I would like to compare two tables. One created by me where all possible table headers are collected in rows.
The second table is a random Excel data table loaded into the analytic platform.
I would like the program to compare Table 1 and Table 2 and recognize what data I am dealing with (using the header). Then send this data to another method of processing this data (depending on which data was read in)
Probably the main problem is that this data has a different number of columns and the header does not always have to be in the first row.
If I got it right you can simply use Reference Row Filter to leave only one row in collection header table. Before that prepare your random data.
Something like this:
In Reference Row Filter you can choose any column from collection header table. Assumption is that column names match. If that is not the case you should play regular expression…

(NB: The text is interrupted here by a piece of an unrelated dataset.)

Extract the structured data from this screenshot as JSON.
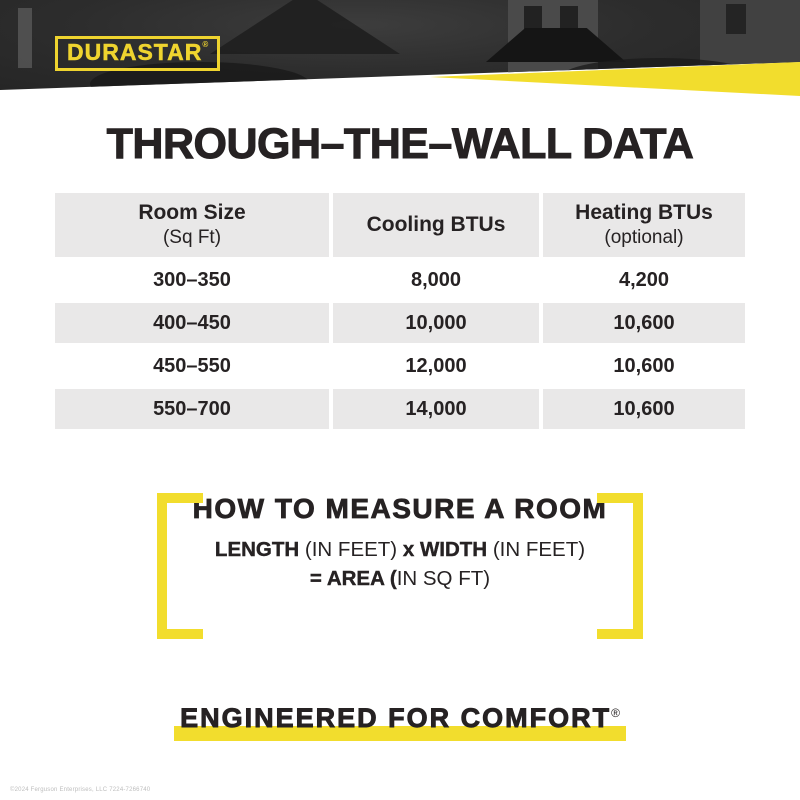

Hi @Sebastian_Baran , in your actual data, will the column names always be completely different between the different table structures or will they actually have common column names?
ie. In your “example” data, you have AAA1-, BBB1- and so on, but I’m assuming that real life isn’t so straightforward, and that your column name list could be more like:
Nr
Column 1
Column 2
Column 3
Column 4
Column 5
1
ID
Name
City
Town
2
ID
Department
Project
3
CODE
Name
Joining Date
Department
Project
4
Name
ID
Location
Grade
5
ID
Name
City
so that there are column names “in common”, and you’d need to match ALL column names (and in the right order??), rather than just the first column name, to be sure of which type of data was represented?
Exactly as you write. I get various data tables with different headers, but I know these headers. Now I would like to automatically, after recognizing the header from the list, pass this data to the appropriate method of processing this data (New Metanode).
Edit
Recognition from just one column is not enough. Some headings may be repeated in the same places and only matching the whole (all the headings from the columns) differentiate them from others.
Thanks for the confirmation @Sebastian_Baran. Here is a workflow that may be able to assist. Replace my “delimited text reader” components (which just enabled me to quickly paste in your example data) with your actual nodes representing data/excel files.
I have used KNIME 5.2.5 for this.
It should work with any KNIME 5.x version. If you are using KNIME 4.x, I’ll have to modify it (and have a small rethink), as you won’t have the Table Splitter node. The Table Splitter enables searching a specific column for a particular value, and then splitting the table at that point. This was useful for the “header” row matching.